I might have already eaten that, though.
There were also a couple cans of off-brand cola in the fridge, but that wasn’t going to help Twist. Heck, it didn’t help me. They were just a less gross tasting form of caffeine than coffee, and everyone had mornings when they wished they weren’t awake, didn’t they? Something something, days ending in y.
There was a banging in the outer office, the one connected to the front door of this half of the building, so I pulled myself up and turned in that direction. “I’m gonna go get that. Like I said, don’t eat too much.”
She paused eating and looked up at me. “What is too much?”
“If your stomach hurts, that’s too much.”

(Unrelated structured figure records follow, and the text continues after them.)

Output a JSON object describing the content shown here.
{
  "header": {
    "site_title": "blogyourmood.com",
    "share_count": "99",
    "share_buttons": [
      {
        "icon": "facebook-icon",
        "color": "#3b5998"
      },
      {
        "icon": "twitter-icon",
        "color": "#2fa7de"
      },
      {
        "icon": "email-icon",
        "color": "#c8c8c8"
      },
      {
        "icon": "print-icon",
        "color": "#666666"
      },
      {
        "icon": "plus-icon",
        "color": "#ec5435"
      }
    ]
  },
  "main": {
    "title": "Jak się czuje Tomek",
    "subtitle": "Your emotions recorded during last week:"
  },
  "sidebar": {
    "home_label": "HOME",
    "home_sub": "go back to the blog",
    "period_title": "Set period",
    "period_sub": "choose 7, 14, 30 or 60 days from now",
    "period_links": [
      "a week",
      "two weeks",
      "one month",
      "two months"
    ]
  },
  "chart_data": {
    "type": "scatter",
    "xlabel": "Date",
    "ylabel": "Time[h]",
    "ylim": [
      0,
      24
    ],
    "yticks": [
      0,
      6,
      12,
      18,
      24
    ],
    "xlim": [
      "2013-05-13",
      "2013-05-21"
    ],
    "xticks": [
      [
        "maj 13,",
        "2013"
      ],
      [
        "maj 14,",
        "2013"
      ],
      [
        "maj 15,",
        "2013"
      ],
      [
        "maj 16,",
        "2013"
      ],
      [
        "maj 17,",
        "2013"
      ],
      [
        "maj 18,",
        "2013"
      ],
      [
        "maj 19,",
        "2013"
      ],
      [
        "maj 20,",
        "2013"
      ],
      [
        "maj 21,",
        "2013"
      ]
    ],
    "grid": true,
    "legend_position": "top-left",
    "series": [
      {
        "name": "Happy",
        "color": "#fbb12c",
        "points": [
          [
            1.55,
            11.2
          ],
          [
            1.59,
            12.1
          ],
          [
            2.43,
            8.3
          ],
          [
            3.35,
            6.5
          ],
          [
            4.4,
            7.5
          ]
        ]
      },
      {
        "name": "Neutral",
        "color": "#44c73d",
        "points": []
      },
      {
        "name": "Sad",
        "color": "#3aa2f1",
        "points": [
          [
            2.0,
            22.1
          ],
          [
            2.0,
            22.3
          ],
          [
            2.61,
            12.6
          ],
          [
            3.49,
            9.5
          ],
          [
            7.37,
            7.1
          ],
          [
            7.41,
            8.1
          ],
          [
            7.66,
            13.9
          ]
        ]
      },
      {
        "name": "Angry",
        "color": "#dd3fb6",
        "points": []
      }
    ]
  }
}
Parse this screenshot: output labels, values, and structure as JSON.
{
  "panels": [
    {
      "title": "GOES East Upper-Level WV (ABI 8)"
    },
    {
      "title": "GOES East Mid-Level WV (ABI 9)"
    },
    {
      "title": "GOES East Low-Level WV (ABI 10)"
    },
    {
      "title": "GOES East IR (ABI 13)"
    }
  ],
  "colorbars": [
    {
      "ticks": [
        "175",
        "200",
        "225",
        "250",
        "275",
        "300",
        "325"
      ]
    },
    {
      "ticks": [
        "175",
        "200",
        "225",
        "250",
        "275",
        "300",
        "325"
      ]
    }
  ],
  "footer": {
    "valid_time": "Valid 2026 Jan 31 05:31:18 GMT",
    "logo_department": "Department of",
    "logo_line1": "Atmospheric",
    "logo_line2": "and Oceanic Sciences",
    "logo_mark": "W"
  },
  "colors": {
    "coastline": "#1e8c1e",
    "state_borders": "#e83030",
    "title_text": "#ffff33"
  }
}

She narrowed her bright eyes, considering. “My stomach hurts now.”
Oh jeez. From hunger, I supposed. “Okay, so it should stop hurting after you get some food in you, I think? Then if it starts hurting again while you’re eating, that’s when you stop?”
She nodded to me, decisive, as though that had been a reasonable answer. I wasn’t sure it had been, but the banging came again, so I needed to handle whoever was at the door.
The front office was enormous and airy and bright—because of a giant set of windows that covered the front of the building, looking out across a paved walkway and down to the beach just beyond. A giant set of windows flanking an also-glass door.
A door Davin Byrne was standing at.
I blinked at him for a moment, incapable of doing anything other than stare. This was a dream. It had to be.